Cohen's d entre "homme" et "homme déconstruit" = non calculable. Les deux groupes ne peuvent pas être constitués simultanément avec suffisamment de clarté définitionnelle pour permettre une comparaison statistique.

4.3 Sur le mammouth

Les données archéologiques disponibles ne permettent pas de confirmer la thèse selon laquelle la morphologie masculine contemporaine résulte directement de l'appropriation préhistorique de la viande de mammouth par les mâles. Plusieurs sites documentent une répartition alimentaire plus équitable. Cela ne réfute pas l'existence de hiérarchies préhistoriques. Cela suggère que le mammouth est peut-être moins déterminant qu'annoncé dans la morphologie des épaules masculines contemporaines.

Observation de terrain — P-23

Le participant P-23 a demandé, en fin d'entretien, si ce résultat signifiait qu'il pouvait manger du steak sans culpabilité.

Les auteurs ont noté la question. Ils ne l'ont pas tranchée. Elle constitue une piste de recherche future pour laquelle un financement dédié serait bienvenu.

« Ce qui ne peut pas être mesuré peut néanmoins être vécu. »

Delacombe-Wiertz A. et al., 2025 — Section 5, avant-dernière phrase

5. Discussion

Les résultats suggèrent que le concept d'homme déconstruit souffre d'un paradoxe définitionnel structurel : il est défini par ce dont il se défait, dans une culture dont il ne peut pas sortir, vers une destination que la littérature ne précise pas.

Ce paradoxe n'invalide pas le projet de la déconstruction. Il suggère simplement que ce projet est peut-être moins une destination qu'un itinéraire — ce qui est, à sa manière, une position philosophique respectable, mais difficile à opérationnaliser dans un protocole de recherche standard avec groupe contrôle et calcul de Cohen's d.

Jung, confronté à une question similaire sur le traumatisme de la naissance, avait observé qu'il faudrait interroger un être humain qui n'est pas né pour disposer d'un groupe contrôle valide. Les auteurs se trouvent dans une position analogue. L'homme non-socialisé-patriarcalement n'est pas né — ou s'il est né, il n'a pas répondu à nos emails.

La marge d'autonomie entre "homme" et "homme déconstruit" existe probablement. Elle est réelle, souhaitable, et documentée par des comportements observables. Mais tant que le point de départ et le point d'arrivée ne sont pas définis avec une précision suffisante, la distance entre les deux ne peut pas être mesurée. Ce qui ne peut pas être mesuré peut néanmoins être vécu. Les auteurs le notent sans ironie.

6. Conclusion

L'homme déconstruit existe probablement. Il est en cours de constitution. Son groupe contrôle n'a pas pu être recruté depuis 300 000 ans et les perspectives de recrutement à court terme restent limitées.
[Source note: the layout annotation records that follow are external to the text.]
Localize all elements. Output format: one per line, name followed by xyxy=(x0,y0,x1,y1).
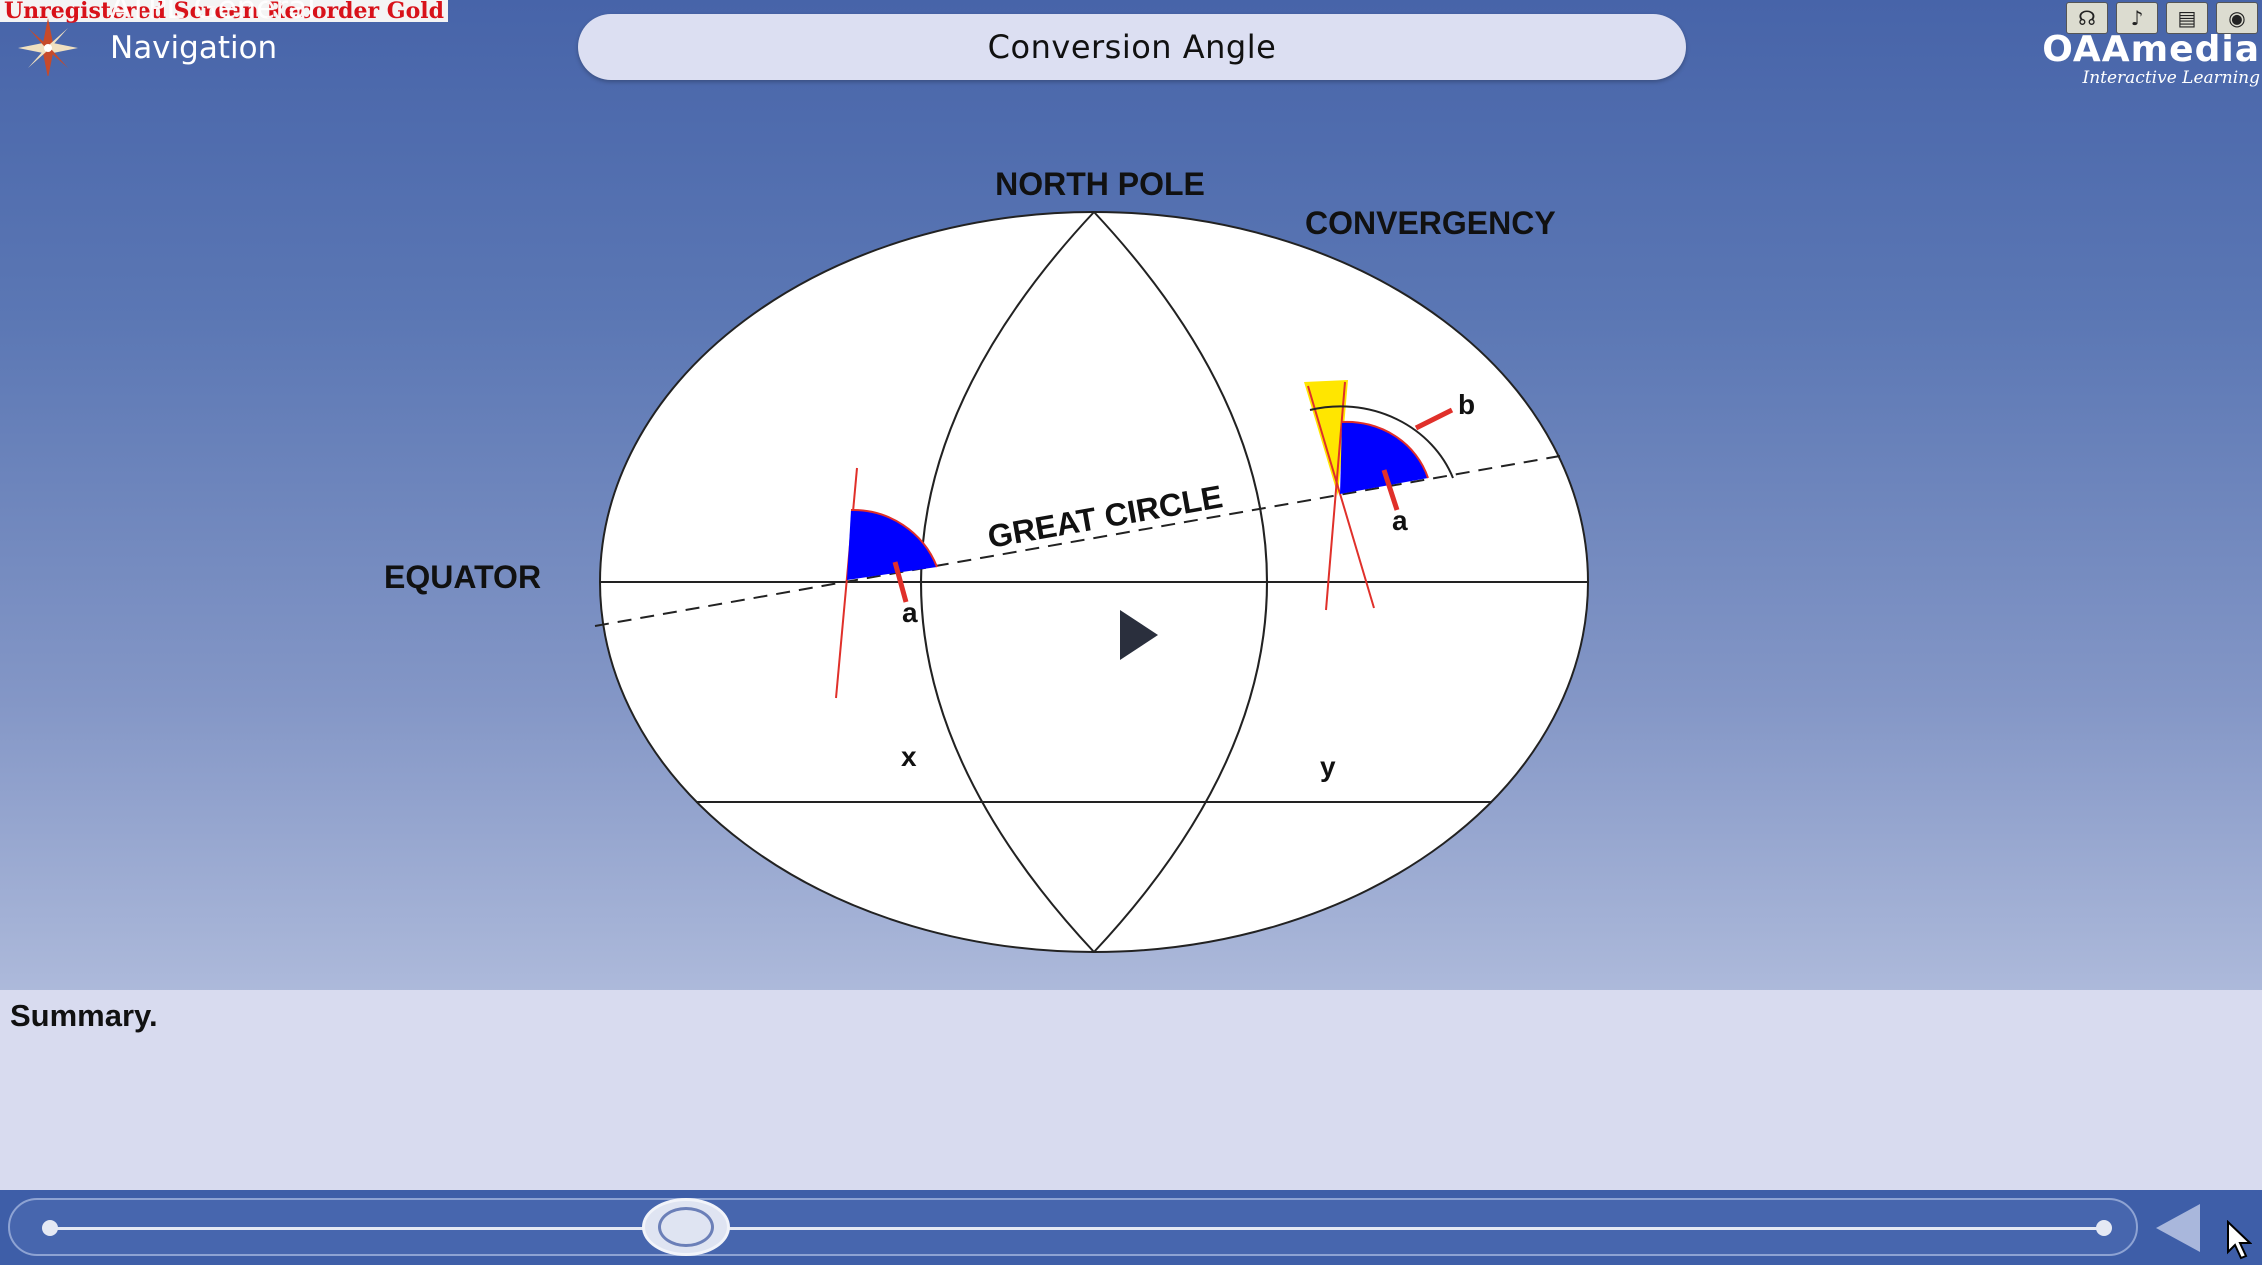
angle-a-left-label: a xyxy=(902,597,918,628)
chevron-left-icon xyxy=(2156,1204,2200,1252)
equator-label: EQUATOR xyxy=(384,559,541,595)
progress-line xyxy=(50,1227,2110,1230)
progress-track[interactable] xyxy=(8,1198,2138,1256)
mouse-cursor-icon xyxy=(2227,1220,2252,1260)
play-button[interactable] xyxy=(1090,582,1174,686)
progress-end-dot xyxy=(2096,1220,2112,1236)
previous-button[interactable] xyxy=(2150,1200,2210,1256)
summary-label: Summary. xyxy=(10,998,158,1033)
point-y-label: y xyxy=(1320,751,1336,782)
player-controls xyxy=(0,1190,2262,1265)
angle-a-right-label: a xyxy=(1392,505,1408,536)
summary-panel: Summary. xyxy=(0,990,2262,1190)
app-window: Unregistered Screen Recorder Gold ATPL G… xyxy=(0,0,2262,1265)
angle-b-label: b xyxy=(1458,389,1475,420)
convergency-diagram: NORTH POLE CONVERGENCY EQUATOR GREAT CIR… xyxy=(384,166,1589,953)
knob-ring-icon xyxy=(658,1207,714,1247)
progress-start-dot xyxy=(42,1220,58,1236)
point-x-label: x xyxy=(901,741,917,772)
convergency-label: CONVERGENCY xyxy=(1305,205,1556,241)
north-pole-label: NORTH POLE xyxy=(995,166,1205,202)
progress-knob[interactable] xyxy=(642,1198,730,1256)
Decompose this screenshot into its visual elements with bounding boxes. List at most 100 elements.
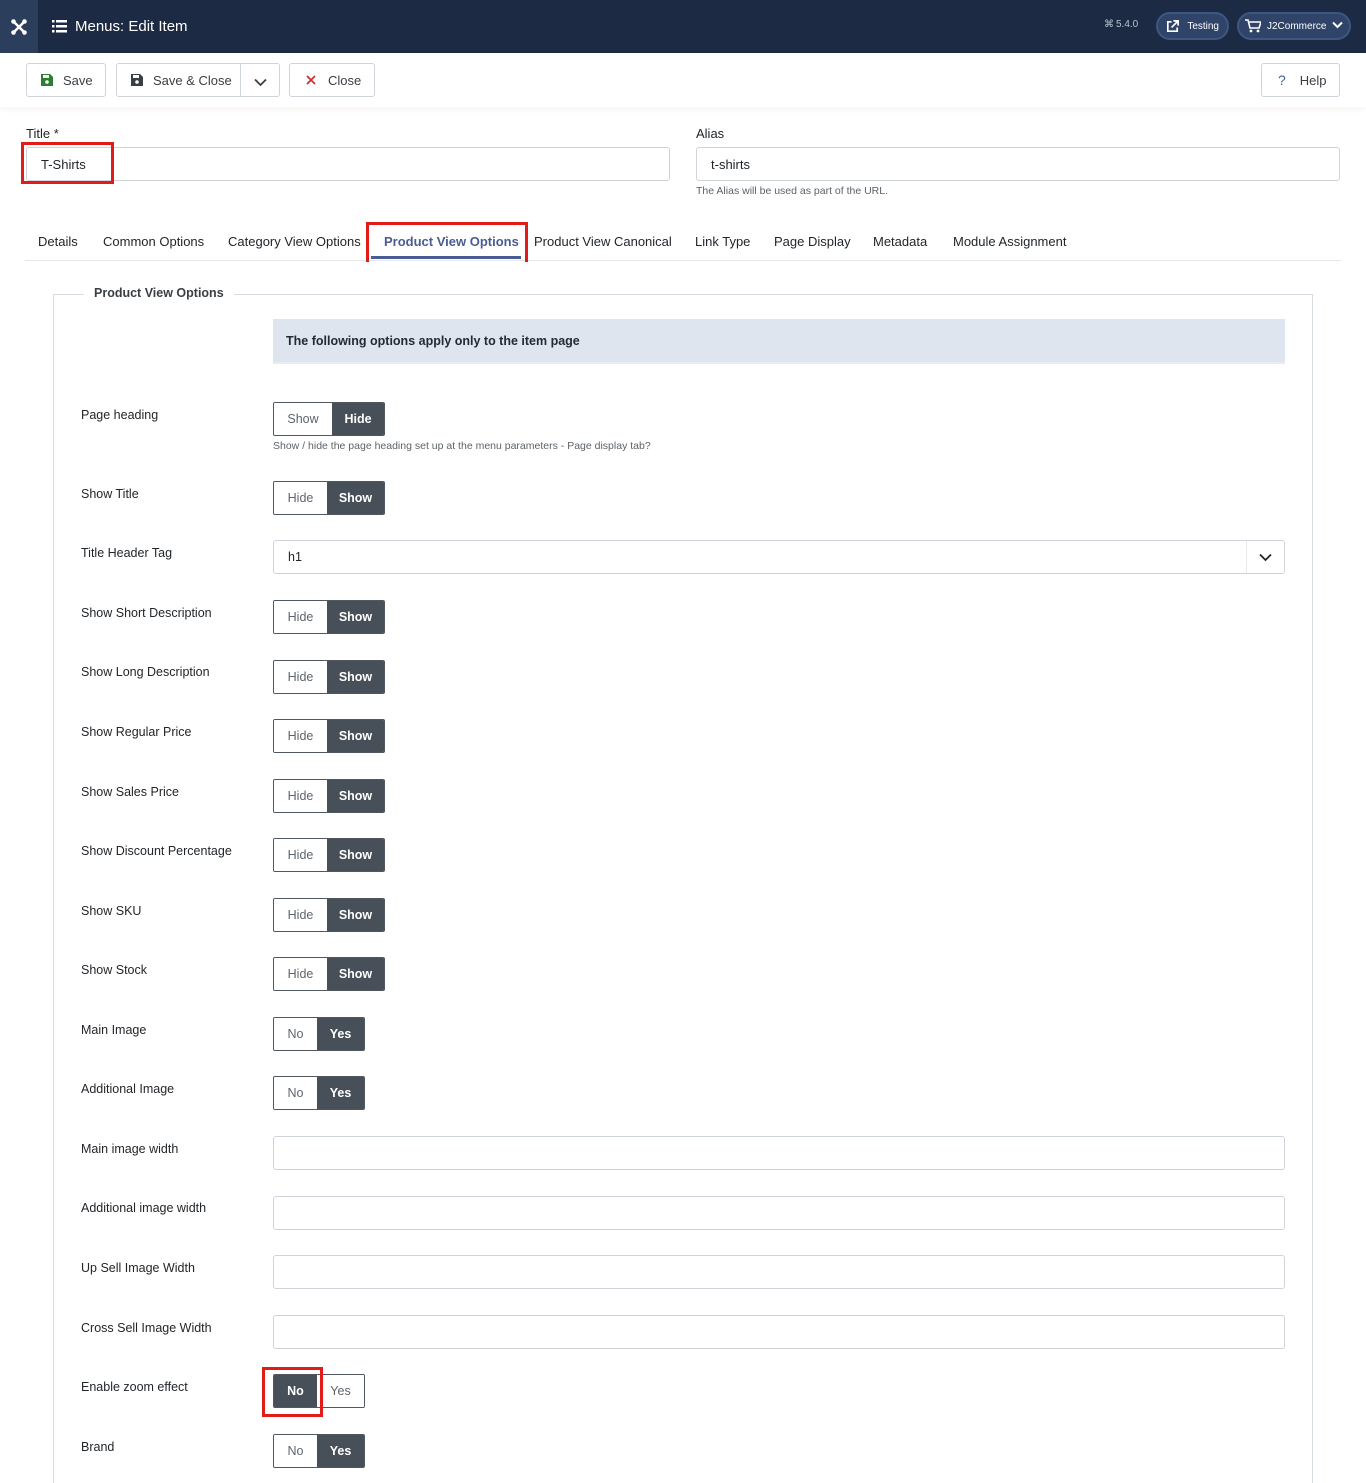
save-button[interactable]: Save [26,63,106,97]
page-heading-hint: Show / hide the page heading set up at t… [273,440,651,452]
page-heading-hide-option[interactable]: Hide [332,403,384,435]
show-short-description-label: Show Short Description [81,606,212,620]
additional-image-width-label: Additional image width [81,1201,207,1215]
cross-sell-image-width-input[interactable] [273,1315,1285,1349]
save-label: Save [63,72,93,88]
tab-link-type[interactable]: Link Type [695,234,750,249]
long-description-show-option[interactable]: Show [327,661,384,693]
tab-page-display[interactable]: Page Display [774,234,851,249]
alias-label: Alias [696,126,725,141]
main-image-yes-option[interactable]: Yes [317,1018,364,1050]
tab-category-view-options[interactable]: Category View Options [228,234,361,249]
main-image-toggle: No Yes [273,1017,365,1051]
title-label: Title * [26,126,59,141]
short-description-hide-option[interactable]: Hide [274,601,327,633]
show-title-show-option[interactable]: Show [327,482,384,514]
page-title-text: Menus: Edit Item [75,18,188,35]
joomla-logo-icon[interactable] [0,0,38,53]
page-title: Menus: Edit Item [52,0,188,53]
joomla-small-icon: ⌘ [1104,19,1114,30]
site-preview-button[interactable]: Testing [1156,12,1229,40]
save-icon [41,74,53,86]
tab-product-view-canonical[interactable]: Product View Canonical [534,234,672,249]
stock-hide-option[interactable]: Hide [274,958,327,990]
long-description-hide-option[interactable]: Hide [274,661,327,693]
alias-hint: The Alias will be used as part of the UR… [696,185,889,197]
additional-image-width-input[interactable] [273,1196,1285,1230]
brand-no-option[interactable]: No [274,1435,317,1467]
additional-image-label: Additional Image [81,1082,175,1096]
chevron-down-icon [1246,541,1284,573]
save-close-button[interactable]: Save & Close [116,63,280,97]
menu-list-icon [52,20,67,33]
fieldset-legend: Product View Options [84,286,234,300]
chevron-down-icon [1332,21,1344,32]
cross-sell-image-width-label: Cross Sell Image Width [81,1321,212,1335]
split-divider [240,64,241,96]
title-input[interactable]: T-Shirts [26,147,670,181]
page-heading-toggle: Show Hide [273,402,385,436]
tab-module-assignment[interactable]: Module Assignment [953,234,1066,249]
show-sku-toggle: Hide Show [273,898,385,932]
show-title-toggle: Hide Show [273,481,385,515]
discount-show-option[interactable]: Show [327,839,384,871]
main-image-no-option[interactable]: No [274,1018,317,1050]
close-label: Close [328,72,362,88]
user-button-label: J2Commerce [1267,20,1327,32]
main-image-width-input[interactable] [273,1136,1285,1170]
title-header-tag-value: h1 [288,550,302,564]
regular-price-hide-option[interactable]: Hide [274,720,327,752]
show-short-description-toggle: Hide Show [273,600,385,634]
tab-metadata[interactable]: Metadata [873,234,927,249]
highlight-box [262,1367,323,1417]
show-title-hide-option[interactable]: Hide [274,482,327,514]
sku-hide-option[interactable]: Hide [274,899,327,931]
short-description-show-option[interactable]: Show [327,601,384,633]
tab-bar: Details Common Options Category View Opt… [25,224,1341,261]
save-icon [131,74,143,86]
show-sku-label: Show SKU [81,904,142,918]
stock-show-option[interactable]: Show [327,958,384,990]
info-alert: The following options apply only to the … [273,319,1285,364]
show-title-label: Show Title [81,487,139,501]
help-label: Help [1299,72,1327,88]
discount-hide-option[interactable]: Hide [274,839,327,871]
show-discount-percentage-toggle: Hide Show [273,838,385,872]
up-sell-image-width-input[interactable] [273,1255,1285,1289]
additional-image-yes-option[interactable]: Yes [317,1077,364,1109]
tab-common-options[interactable]: Common Options [103,234,204,249]
sku-show-option[interactable]: Show [327,899,384,931]
sales-price-show-option[interactable]: Show [327,780,384,812]
title-header-tag-select[interactable]: h1 [273,540,1285,574]
alias-input[interactable]: t-shirts [696,147,1340,181]
additional-image-no-option[interactable]: No [274,1077,317,1109]
page-heading-label: Page heading [81,408,159,422]
help-button[interactable]: ? Help [1261,63,1340,97]
top-header: Menus: Edit Item ⌘ 5.4.0 Testing J2Comme… [0,0,1366,53]
version-label: ⌘ 5.4.0 [1104,19,1138,30]
question-icon: ? [1278,72,1286,88]
chevron-down-icon[interactable] [254,75,267,90]
zoom-effect-yes-option[interactable]: Yes [317,1375,364,1407]
sales-price-hide-option[interactable]: Hide [274,780,327,812]
user-menu-button[interactable]: J2Commerce [1237,12,1351,40]
show-sales-price-toggle: Hide Show [273,779,385,813]
tab-details[interactable]: Details [38,234,78,249]
title-header-tag-label: Title Header Tag [81,546,173,560]
page-heading-show-option[interactable]: Show [274,403,332,435]
show-long-description-toggle: Hide Show [273,660,385,694]
show-stock-toggle: Hide Show [273,957,385,991]
brand-toggle: No Yes [273,1434,365,1468]
brand-yes-option[interactable]: Yes [317,1435,364,1467]
brand-label: Brand [81,1440,115,1454]
options-fieldset [53,294,1313,1483]
show-regular-price-toggle: Hide Show [273,719,385,753]
close-button[interactable]: Close [289,63,375,97]
enable-zoom-effect-label: Enable zoom effect [81,1380,188,1394]
additional-image-toggle: No Yes [273,1076,365,1110]
regular-price-show-option[interactable]: Show [327,720,384,752]
site-button-label: Testing [1187,20,1219,32]
main-image-label: Main Image [81,1023,147,1037]
highlight-box [21,142,114,184]
main-image-width-label: Main image width [81,1142,179,1156]
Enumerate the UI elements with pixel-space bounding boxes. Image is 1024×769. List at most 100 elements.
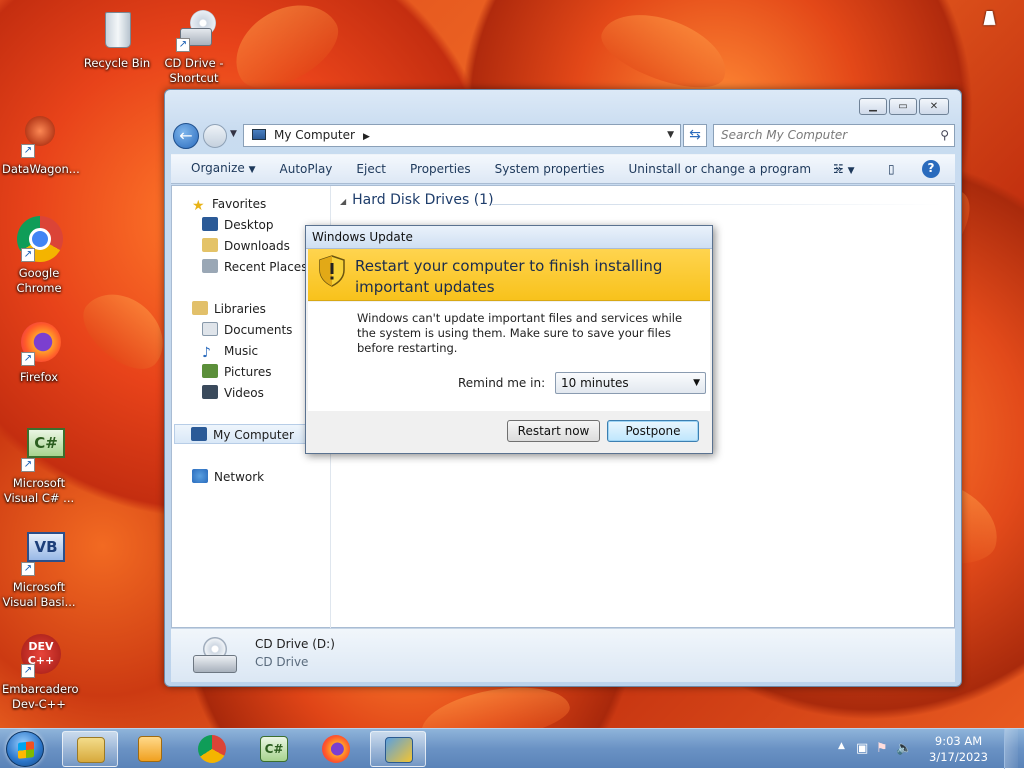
shortcut-arrow-icon: ↗ [21,352,35,366]
visual-csharp-icon: C# [260,736,288,762]
nav-favorites[interactable]: ★ Favorites [192,194,266,214]
folder-icon [77,737,105,763]
postpone-button[interactable]: Postpone [607,420,699,442]
visual-basic-icon: VB ↗ [15,530,65,578]
properties-button[interactable]: Properties [398,155,483,183]
organize-button[interactable]: Organize ▼ [179,154,268,184]
taskbar-windows-update[interactable] [370,731,426,767]
dialog-body: Windows can't update important files and… [308,302,710,411]
taskbar-explorer[interactable] [62,731,118,767]
desktop-icon-datawagon[interactable]: ↗ DataWagon... [2,112,80,177]
autoplay-button[interactable]: AutoPlay [268,155,345,183]
nav-my-computer[interactable]: My Computer [174,424,324,444]
firefox-icon: ↗ [15,320,63,368]
nav-downloads[interactable]: Downloads [202,236,290,256]
close-button[interactable]: ✕ [919,98,949,115]
back-button[interactable]: ← [173,123,199,149]
firefox-icon [322,735,350,763]
cd-drive-icon: ↗ [170,6,218,54]
help-icon[interactable]: ? [922,160,940,178]
details-pane: CD Drive (D:) CD Drive [171,628,955,682]
desktop-icon-firefox[interactable]: ↗ Firefox [2,320,76,385]
refresh-button[interactable]: ⇆ [683,124,707,147]
navigation-bar: ← ▼ My Computer ▶ ▼ ⇆ Search My Computer … [173,121,955,149]
videos-icon [202,385,218,399]
maximize-button[interactable]: ▭ [889,98,917,115]
system-properties-button[interactable]: System properties [483,155,617,183]
details-type: CD Drive [255,655,309,669]
music-icon: ♪ [202,345,211,361]
datawagon-icon: ↗ [15,112,63,160]
nav-pictures[interactable]: Pictures [202,362,272,382]
command-bar: Organize ▼ AutoPlay Eject Properties Sys… [171,154,955,184]
taskbar-chrome[interactable] [184,731,240,767]
pictures-icon [202,364,218,378]
taskbar-firefox[interactable] [308,731,364,767]
nav-documents[interactable]: Documents [202,320,292,340]
dev-cpp-icon: DEV C++ ↗ [15,632,63,680]
restart-now-button[interactable]: Restart now [507,420,600,442]
libraries-icon [192,301,208,315]
computer-icon [252,129,266,140]
caption-buttons: ▁ ▭ ✕ [859,98,949,115]
volume-icon[interactable]: 🔈 [896,741,912,756]
windows-update-dialog[interactable]: Windows Update Restart your computer to … [305,225,713,454]
desktop-icon-dev-cpp[interactable]: DEV C++ ↗ Embarcadero Dev-C++ [2,632,79,712]
taskbar-media-player[interactable] [122,731,178,767]
chrome-icon [198,735,226,763]
mouse-cursor-icon [983,11,999,25]
remind-label: Remind me in: [458,376,546,390]
desktop-icon-google-chrome[interactable]: ↗ Google Chrome [2,216,76,296]
search-icon[interactable]: ⚲ [940,125,949,146]
search-input[interactable]: Search My Computer ⚲ [713,124,955,147]
desktop-icon-recycle-bin[interactable]: Recycle Bin [80,6,154,71]
dialog-header: Restart your computer to finish installi… [308,249,710,301]
recent-pages-dropdown[interactable]: ▼ [230,129,237,139]
show-desktop-button[interactable] [1004,729,1018,769]
cd-drive-large-icon [193,637,241,675]
recent-places-icon [202,259,218,273]
eject-button[interactable]: Eject [344,155,398,183]
media-player-icon [138,736,162,762]
taskbar: C# ▲ ▣ ⚑ 🔈 9:03 AM 3/17/2023 [0,728,1024,769]
nav-desktop[interactable]: Desktop [202,215,274,235]
chrome-icon: ↗ [15,216,63,264]
shortcut-arrow-icon: ↗ [21,458,35,472]
computer-icon [191,427,207,441]
forward-button[interactable] [203,124,227,148]
downloads-folder-icon [202,238,218,252]
address-dropdown-icon[interactable]: ▼ [667,125,674,146]
recycle-bin-icon [93,6,141,54]
clock[interactable]: 9:03 AM 3/17/2023 [929,733,988,765]
shortcut-arrow-icon: ↗ [21,248,35,262]
preview-pane-icon[interactable]: ▯ [888,155,895,183]
address-bar[interactable]: My Computer ▶ ▼ [243,124,681,147]
network-icon [192,469,208,483]
action-center-icon[interactable]: ⚑ [876,741,888,756]
collapse-arrow-icon: ◢ [340,197,347,206]
chevron-down-icon: ▼ [248,165,256,175]
nav-libraries[interactable]: Libraries [192,299,266,319]
network-tray-icon[interactable]: ▣ [856,741,868,756]
shortcut-arrow-icon: ↗ [176,38,190,52]
nav-recent-places[interactable]: Recent Places [202,257,307,277]
remind-select[interactable]: 10 minutes ▼ [555,372,706,394]
minimize-button[interactable]: ▁ [859,98,887,115]
change-view-icon[interactable]: ☷ ▼ [833,155,855,183]
start-button[interactable] [6,731,44,767]
desktop-icon-visual-csharp[interactable]: C# ↗ Microsoft Visual C# ... [2,426,76,506]
shortcut-arrow-icon: ↗ [21,144,35,158]
group-header-hard-disk[interactable]: ◢ Hard Disk Drives (1) [340,192,494,208]
desktop-icon-cd-drive-shortcut[interactable]: ↗ CD Drive - Shortcut [157,6,231,86]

Le mammouth n'a pas pu être interrogé non plus. Son rôle dans la morphologie masculine contemporaine reste à préciser.

Le Reste (R) — ce qui demeure après déconstruction — constitue l'objet d'étude le plus fertile identifié par cette recherche. Les auteurs recommandent qu'il fasse l'objet d'une étude dédiée, avec un budget supérieur et un calendrier plus généreux.

Aucun homme n'a été déconstruit durant cette étude. Plusieurs étaient en cours. P-44 est sorti. La situation est stable.

Déclarations

Conflits d'intérêts : Deux auteurs s'identifient comme hommes. Ils ont déclaré ce conflit en introduction et ont tenté de compenser par une rigueur méthodologique accrue. Résultat : variable.

Financement : Budget total : 54€, dont 31€ de déplacements pour les colloques de recrutement et 23€ de cafés consommés pendant la rédaction de la section 3.2.

Note de la rédaction : Publié par l'Institut du Constat Fondamental — icf.news

Références

  1. Delacombe-Wiertz, A. (2023). Définir ce qu'on ne peut pas mesurer : prolégomènes à une ontologie du genre post-constructiviste. Revue de Philosophie du Genre, 9(2), 12–34.
  2. Nguyen-Bastide, F. (2024). Le paradoxe de la destination indéfinie dans les pratiques de déconstruction masculine. Journal of Gender Ontology, 3(1), 55–72.
  3. Osei-Garnier, K. (2022). Groupes contrôle introuvables : une taxonomie méthodologique. African Journal of Research Design, 6(3), 88–104.
  4. Jung, C.G. (date approximative). Remarque sur le traumatisme de la naissance et la difficulté d'un groupe contrôle valide. Source non retrouvée. Pertinence intacte.
  5. Comité d'Éthique ICF (2025). Procès-verbal du troisième jeudi — point sur les hommes non nés. Non diffusé.